Me pongo en la piel de los agricultores y ganaderos que están viviendo tiempos convulsos, de expectativas grises y de negros nubarrones que amenazan la sostenibilidad económica de sus explotaciones. Comparto sus preocupaciones ante el incremento del coste de los insumos, es decir, de esos bienes y materias primas que se necesitan para producir otros bienes, como, por ejemplo, dar de comer al ganado, sembrar los cereales o preparar los terrenos para la siguiente campaña de la remolacha, el girasol o lo que sea. Y me preocupa muy especialmente lo que está sucediendo con esas familias cuyos ingresos dependen de la venta de la leche de oveja o de vaca, cuyos precios están muy por debajo del coste de producción. Me pongo en la piel de esas personas porque, si echo la vista atrás, me encuentro con el mismo panorama que vivíamos en mi familia, hace ya muchos años, cuando la economía del hogar se resentía cada tres por cuatro por culpa de lo mismo que observamos ahora. Todavía escucho las quejas de mis padres. Nunca se van.

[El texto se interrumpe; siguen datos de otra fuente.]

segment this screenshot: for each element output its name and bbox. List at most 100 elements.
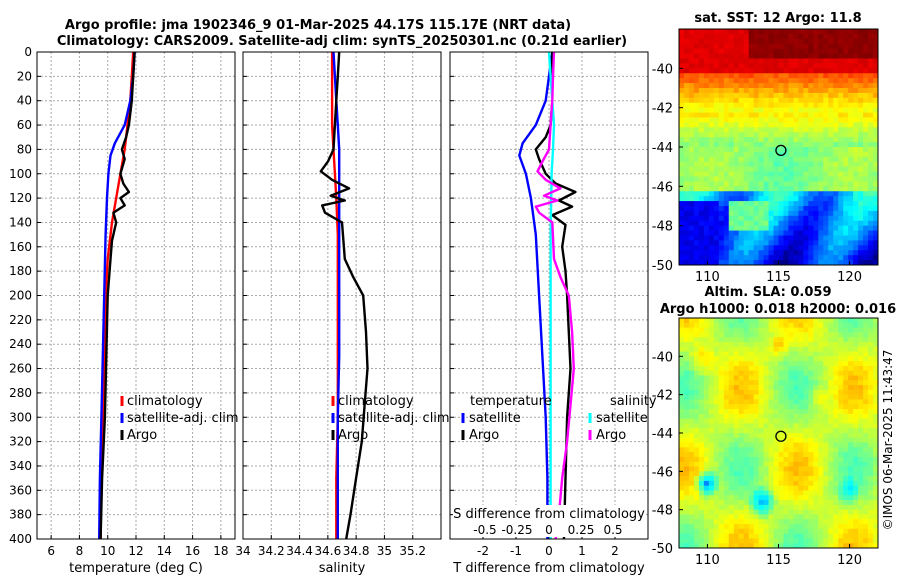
sla_map-cell [738, 337, 745, 343]
sla_map-cell [848, 495, 854, 501]
sla_map-cell [738, 442, 745, 448]
sla_map-cell [763, 365, 770, 372]
sla_map-cell [823, 504, 829, 511]
sla_map-cell [683, 490, 690, 496]
sst_map-cell [698, 235, 705, 242]
sla_map-cell [828, 485, 834, 492]
sla_map-cell [693, 528, 700, 535]
sst_map-cell [778, 117, 785, 124]
sst_map-cell [808, 240, 814, 246]
sla_map-cell [848, 519, 854, 525]
sst_map-cell [793, 215, 799, 222]
sla_map-cell [868, 533, 874, 540]
sla_map-cell [783, 327, 790, 333]
sla_map-cell [848, 375, 854, 381]
sst_map-cell [688, 250, 695, 256]
sst_map-cell [753, 68, 760, 74]
sla_map-cell [838, 399, 844, 405]
sst_map-cell [738, 181, 745, 187]
sla_map-cell [838, 356, 844, 362]
sst_map-cell [738, 220, 745, 227]
sla_map-cell [818, 370, 824, 377]
depth-tick-label: 320 [9, 435, 32, 449]
sla_map-cell [748, 543, 755, 548]
sst_map-cell [718, 38, 725, 45]
sla_map-cell [843, 413, 849, 420]
sst_map-cell [773, 250, 780, 256]
sla_map-cell [838, 380, 844, 386]
sla_map-cell [733, 413, 740, 420]
sla_map-cell [803, 480, 809, 487]
sla_map-cell [738, 490, 745, 496]
sst_map-cell [838, 107, 844, 114]
sst_map-cell [733, 122, 740, 128]
sla_map-cell [863, 461, 869, 468]
sst_map-cell [693, 53, 700, 60]
difference-s-tick-label: -0.25 [501, 523, 532, 537]
sst_map-cell [688, 176, 695, 183]
sla_map-cell [818, 327, 824, 333]
sla_map-cell [848, 356, 854, 362]
sla_map-cell [713, 375, 720, 381]
sst_map-cell [873, 225, 878, 232]
sst_map-cell [768, 107, 775, 114]
sla_map-cell [783, 514, 790, 520]
sla_map-cell [868, 365, 874, 372]
sla_map-cell [863, 375, 869, 381]
sst_map-cell [793, 176, 799, 183]
sla_map-cell [708, 318, 715, 324]
sla_map-cell [773, 480, 780, 487]
sla_map-cell [858, 356, 864, 362]
sst_map-cell [718, 112, 725, 119]
sla_map-cell [778, 476, 785, 482]
sst_map-cell [693, 38, 700, 45]
sla_map-cell [758, 356, 765, 362]
sla_map-cell [748, 456, 755, 463]
sla_map-cell [858, 514, 864, 520]
sst_map-cell [683, 48, 690, 55]
sst_map-cell [848, 191, 854, 197]
sst_map-cell [788, 245, 795, 251]
sst_map-cell [858, 215, 864, 222]
sla_map-cell [838, 361, 844, 367]
sst_map-cell [858, 255, 864, 261]
sst_map-cell [873, 142, 878, 148]
sla_map-cell [723, 394, 730, 401]
sla_map-cell [798, 524, 804, 530]
sla_map-cell [843, 409, 849, 415]
sst_map-cell [798, 181, 804, 187]
sla_map-cell [723, 461, 730, 468]
sst_map-cell [858, 156, 864, 163]
sst_map-cell [718, 161, 725, 168]
sla_map-cell [773, 456, 780, 463]
sst_map-cell [703, 53, 710, 60]
sst_map-cell [738, 68, 745, 74]
sst_map-cell [843, 29, 849, 35]
sst_map-cell [818, 215, 824, 222]
sla_map-cell [828, 461, 834, 468]
sla_map-cell [873, 351, 878, 357]
sla_map-cell [768, 519, 775, 525]
sst_map-cell [798, 127, 804, 133]
sst_map-cell [743, 235, 750, 242]
sla_map-cell [723, 538, 730, 544]
sst_map-cell [778, 48, 785, 55]
sla_map-cell [698, 322, 705, 329]
sla_map-cell [793, 485, 799, 492]
sst_map-cell [688, 53, 695, 60]
sst_map-cell [728, 102, 735, 109]
sst_map-cell [838, 58, 844, 65]
sst_map-cell [753, 260, 760, 265]
sla_map-cell [843, 351, 849, 357]
sla_map-cell [768, 471, 775, 477]
sla_map-cell [688, 528, 695, 535]
sst_map-cell [738, 255, 745, 261]
sst_map-cell [778, 206, 785, 212]
sst_map-cell [688, 206, 695, 212]
sla_map-cell [763, 423, 770, 429]
sst_map-cell [803, 58, 809, 65]
sla_map-cell [688, 318, 695, 324]
sla_map-cell [688, 514, 695, 520]
sst_map-cell [758, 161, 765, 168]
sla_map-cell [698, 524, 705, 530]
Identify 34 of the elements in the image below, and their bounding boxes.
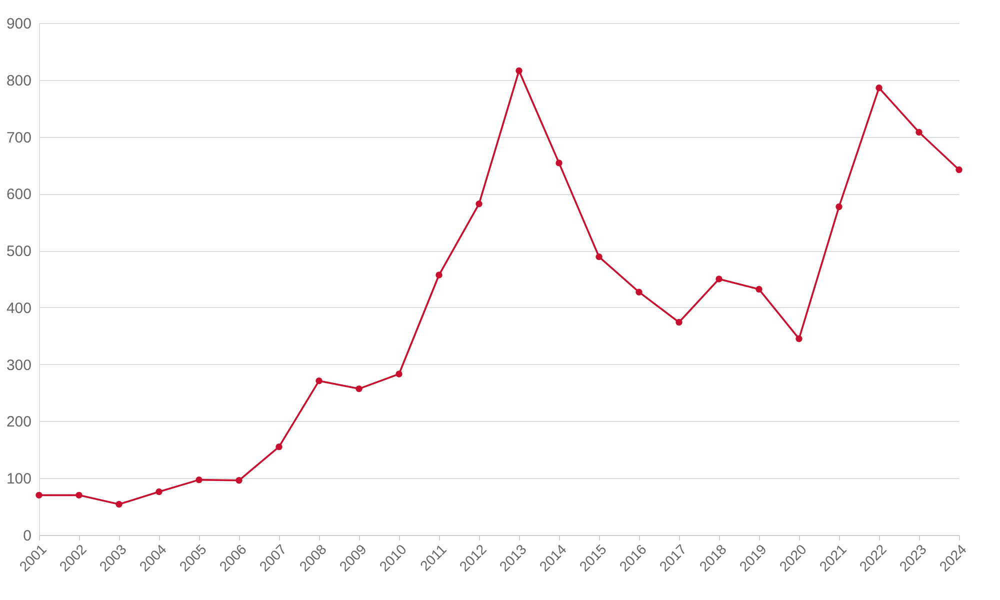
point — [396, 370, 402, 378]
point — [36, 492, 42, 499]
point — [796, 335, 802, 342]
y-tick-label: 800 — [6, 72, 32, 90]
y-tick-label: 400 — [6, 300, 32, 317]
point — [956, 166, 962, 174]
point — [756, 286, 762, 293]
point — [236, 477, 242, 484]
point — [356, 385, 362, 392]
point — [836, 203, 842, 210]
point — [436, 272, 442, 278]
point — [76, 492, 82, 499]
y-tick-label: 100 — [6, 470, 32, 488]
point — [676, 318, 682, 326]
point — [476, 200, 482, 208]
point — [116, 500, 122, 508]
y-tick-label: 900 — [6, 16, 32, 32]
y-tick-label: 700 — [6, 129, 32, 146]
point — [716, 276, 722, 282]
point — [916, 128, 922, 136]
point — [596, 253, 602, 260]
y-tick-label: 500 — [6, 243, 32, 260]
point — [636, 288, 642, 296]
point — [876, 84, 882, 92]
point — [276, 443, 282, 450]
y-tick-label: 300 — [6, 356, 32, 374]
y-tick-label: 0 — [23, 528, 32, 544]
y-tick-label: 600 — [6, 186, 32, 204]
point — [516, 67, 522, 74]
point — [316, 377, 322, 384]
y-tick-label: 200 — [6, 414, 32, 431]
point — [156, 488, 162, 496]
point — [196, 476, 202, 484]
point — [556, 160, 562, 166]
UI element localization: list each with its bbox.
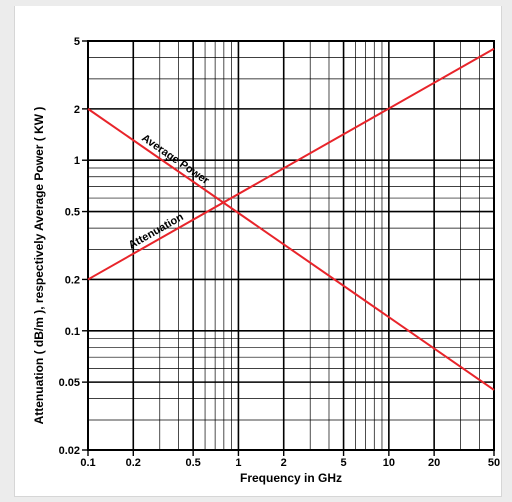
y-tick-label: 1 bbox=[74, 155, 80, 167]
log-log-chart: 0.1 0.2 0.5 1 2 5 10 20 50 0.02 0.05 0.1 0.2 0.5 1 2 5 A… bbox=[32, 36, 500, 485]
x-tick-label: 0.5 bbox=[185, 457, 200, 469]
x-tick-label: 0.1 bbox=[80, 457, 95, 469]
y-tick-label: 0.02 bbox=[59, 445, 80, 457]
x-tick-label: 0.2 bbox=[126, 457, 141, 469]
series-line-attenuation bbox=[87, 47, 495, 281]
y-tick-label: 0.2 bbox=[65, 274, 80, 286]
x-tick-label: 2 bbox=[281, 457, 287, 469]
y-axis-label: Attenuation ( dB/m ), respectively Avera… bbox=[32, 107, 46, 425]
series-line-average-power bbox=[87, 108, 495, 391]
x-tick-label: 50 bbox=[488, 457, 500, 469]
y-tick-label: 5 bbox=[74, 36, 80, 48]
x-tick-label: 5 bbox=[341, 457, 347, 469]
x-axis-label: Frequency in GHz bbox=[240, 471, 342, 485]
x-tick-label: 1 bbox=[235, 457, 241, 469]
y-tick-label: 2 bbox=[74, 104, 80, 116]
y-tick-label: 0.1 bbox=[65, 326, 80, 338]
x-tick-label: 10 bbox=[383, 457, 395, 469]
plot-border bbox=[87, 40, 495, 451]
attenuation-curve-label: Attenuation bbox=[127, 211, 186, 252]
y-tick-label: 0.5 bbox=[65, 207, 80, 219]
x-tick-label: 20 bbox=[428, 457, 440, 469]
chart-panel: 0.1 0.2 0.5 1 2 5 10 20 50 0.02 0.05 0.1 0.2 0.5 1 2 5 A… bbox=[14, 6, 502, 497]
y-tick-label: 0.05 bbox=[59, 377, 80, 389]
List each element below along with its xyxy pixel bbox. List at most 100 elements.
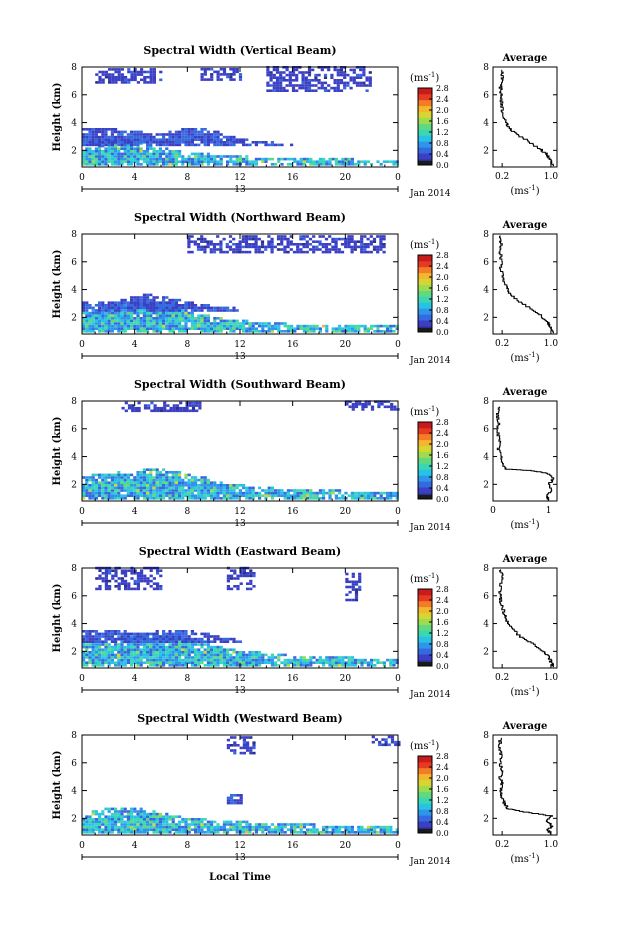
heatmap-cell [270,653,274,657]
heatmap-cell [181,311,185,315]
heatmap-cell [200,322,204,325]
heatmap-cell [276,237,281,241]
colorbar: 0.00.40.81.21.62.02.42.8 [417,752,449,838]
heatmap-cell [328,248,332,251]
heatmap-cell [158,491,162,495]
heatmap-cell [299,491,303,495]
heatmap-cell [341,497,345,500]
colorbar-segment [418,147,432,154]
heatmap-cell [203,640,207,643]
average-x-axis-label: (ms-1) [510,184,539,197]
heatmap-cell [345,580,349,584]
heatmap-cell [143,75,147,79]
heatmap-cell [248,160,252,163]
heatmap-cell [270,494,274,497]
heatmap-cell [236,801,240,805]
heatmap-cell [226,489,230,492]
heatmap-cell [203,135,207,139]
heatmap-cell [245,143,249,147]
heatmap-cell [130,486,134,490]
heatmap-cell [110,160,114,163]
heatmap-cell [333,89,337,92]
heatmap-cell [146,658,150,662]
heatmap-cell [124,81,128,84]
heatmap-cell [149,820,153,824]
heatmap-cell [248,235,252,238]
heatmap-cell [162,818,166,821]
heatmap-cell [350,330,354,333]
heatmap-cell [293,825,297,829]
heatmap-cell [174,637,178,641]
heatmap-cell [178,150,182,153]
heatmap-cell [324,248,329,251]
heatmap-cell [190,301,194,304]
heatmap-cell [171,152,175,156]
heatmap-cell [142,640,146,643]
heatmap-cell [200,484,204,487]
heatmap-cell [123,478,127,482]
heatmap-cell [286,245,290,249]
heatmap-cell [196,243,201,246]
heatmap-cell [346,84,350,87]
heatmap-cell [104,133,108,136]
heatmap-cell [187,306,191,310]
heatmap-cell [360,243,364,246]
heatmap-cell [334,248,338,251]
heatmap-cell [188,404,192,407]
heatmap-cell [245,155,249,158]
heatmap-cell [117,68,121,71]
heatmap-cell [181,141,185,144]
heatmap-cell [107,815,111,818]
heatmap-cell [168,317,172,320]
heatmap-cell [264,491,268,495]
heatmap-cell [200,160,204,163]
heatmap-cell [347,330,351,333]
heatmap-cell [146,138,150,141]
heatmap-cell [306,661,310,664]
heatmap-cell [117,70,121,74]
heatmap-cell [107,143,111,147]
heatmap-cell [350,324,354,328]
heatmap-cell [345,577,349,581]
heatmap-cell [206,143,210,147]
heatmap-cell [242,651,246,654]
y-tick-label: 8 [71,230,77,240]
heatmap-cell [379,237,383,241]
heatmap-cell [120,494,124,497]
heatmap-cell [108,585,112,588]
heatmap-cell [248,163,252,166]
heatmap-cell [203,658,207,662]
heatmap-cell [184,143,188,147]
heatmap-cell [206,155,210,158]
heatmap-cell [114,319,118,323]
heatmap-cell [152,645,156,649]
heatmap-cell [110,301,114,304]
heatmap-cell [197,306,201,310]
heatmap-cell [136,70,140,74]
heatmap-cell [184,643,188,646]
heatmap-cell [142,152,146,156]
heatmap-cell [328,160,332,163]
heatmap-cell [264,658,268,662]
heatmap-cell [168,133,172,136]
heatmap-cell [235,640,239,643]
heatmap-cell [210,831,214,834]
heatmap-cell [94,481,98,484]
heatmap-cell [322,163,326,166]
heatmap-cell [171,327,175,330]
heatmap-cell [146,637,150,641]
heatmap-cell [120,489,124,492]
heatmap-cell [104,143,108,147]
heatmap-cell [290,327,294,330]
heatmap-cell [248,491,252,495]
heatmap-cell [139,296,143,299]
y-tick-label: 6 [71,592,77,602]
heatmap-cell [251,661,255,664]
heatmap-cell [149,468,153,471]
heatmap-cell [257,250,261,254]
heatmap-cell [142,645,146,649]
heatmap-cell [232,306,236,310]
heatmap-cell [203,643,207,646]
heatmap-cell [120,476,124,479]
heatmap-cell [149,486,153,490]
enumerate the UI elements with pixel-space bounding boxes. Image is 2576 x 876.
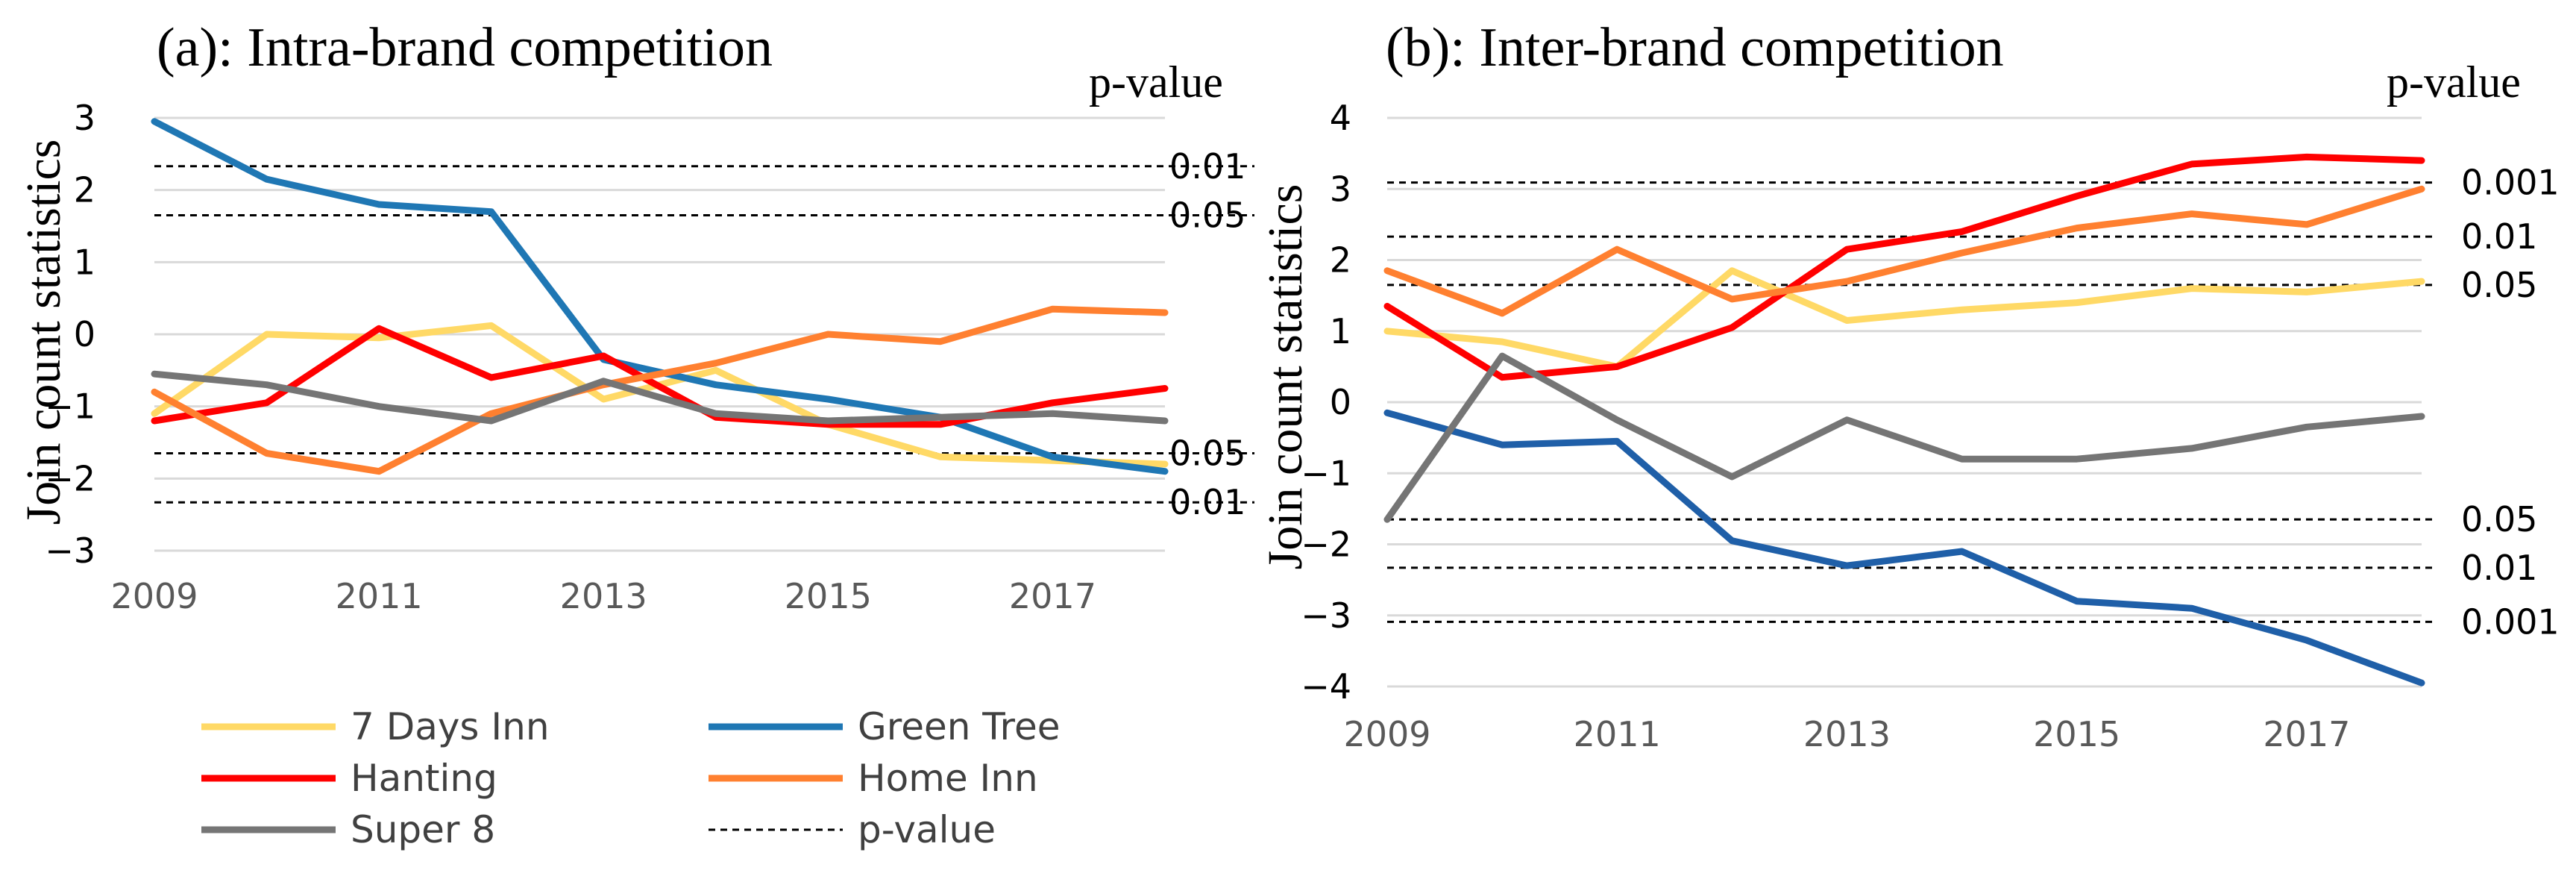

Si echo la vista atrás, me encuentro con el mismo panorama que vivíamos en mi familia, hace ya muchos años, cuando la economía del hogar se resentía cada tres por cuatro por culpa de lo mismo que observamos ahora

Por tanto, aunque sea un asunto recurrente, no deja de sorprenderme la capacidad de resistencia de tantas familias agrarias y ganaderas, principalmente las pequeñas explotaciones, que siguen al pie del cañón, contra viento y marea, enfrentados (en muchas ocasiones desde la pasividad, el silencio y la resignación) a quienes realmente manejan los hilos de los precios de los bienes de primera necesidad que llegan a nuestras mesas. Y que son, por si a estas alturas de la película aún se desconoce, los eslabones intermedios y finales de la cadena del sistema agroalimentario, integrada por la producción, la transformación y la comercialización. Pues bien, quienes realmente manejan el cotarro son los dos últimos, cuyos ingresos se han incrementado y consolidado durante los últimos años, resistiendo el impacto de la pandemia mucho mejor que el resto de sectores; sin embargo, las rentas agrarias y ganaderas no lo han hecho de igual modo, conduciendo al panorama doloroso que relato más arriba. ¿Y entonces qué habría que hacer?

Algunos reivindican que el Gobierno de turno fije los precios mínimos que deben recibir los productores de leche, carne, tomates, lechugas, fresas, trigo, cebada, patatas, remolacha, naranjas, limones, etc. Es decir, sería un regreso al pasado, a esa época en la que la política agraria del franquismo se regía por la regulación del precio de, por ejemplo, los cereales. Las imágenes de los silos que se levantan por la geografía nacional son el ejemplo de lo que comento. Hoy, sin embargo, eso es impensable, entre otras razones porque la Unión Europea no lo permite de un modo tan directo (aunque sí a través de la PAC) y porque choca con los principios básicos de una economía de mercado, que defienden, a capa y espada, esas ideologías políticas conservadoras que no aceptan que el Estado se inmiscuya en nuestras vidas, nos diga qué tenemos que hacer y, por consiguiente, regule el precio mínimo de los productos alimentarios. Fíjense hasta qué punto las ideologías políticas son importantes y cómo impactan en nuestras vidas.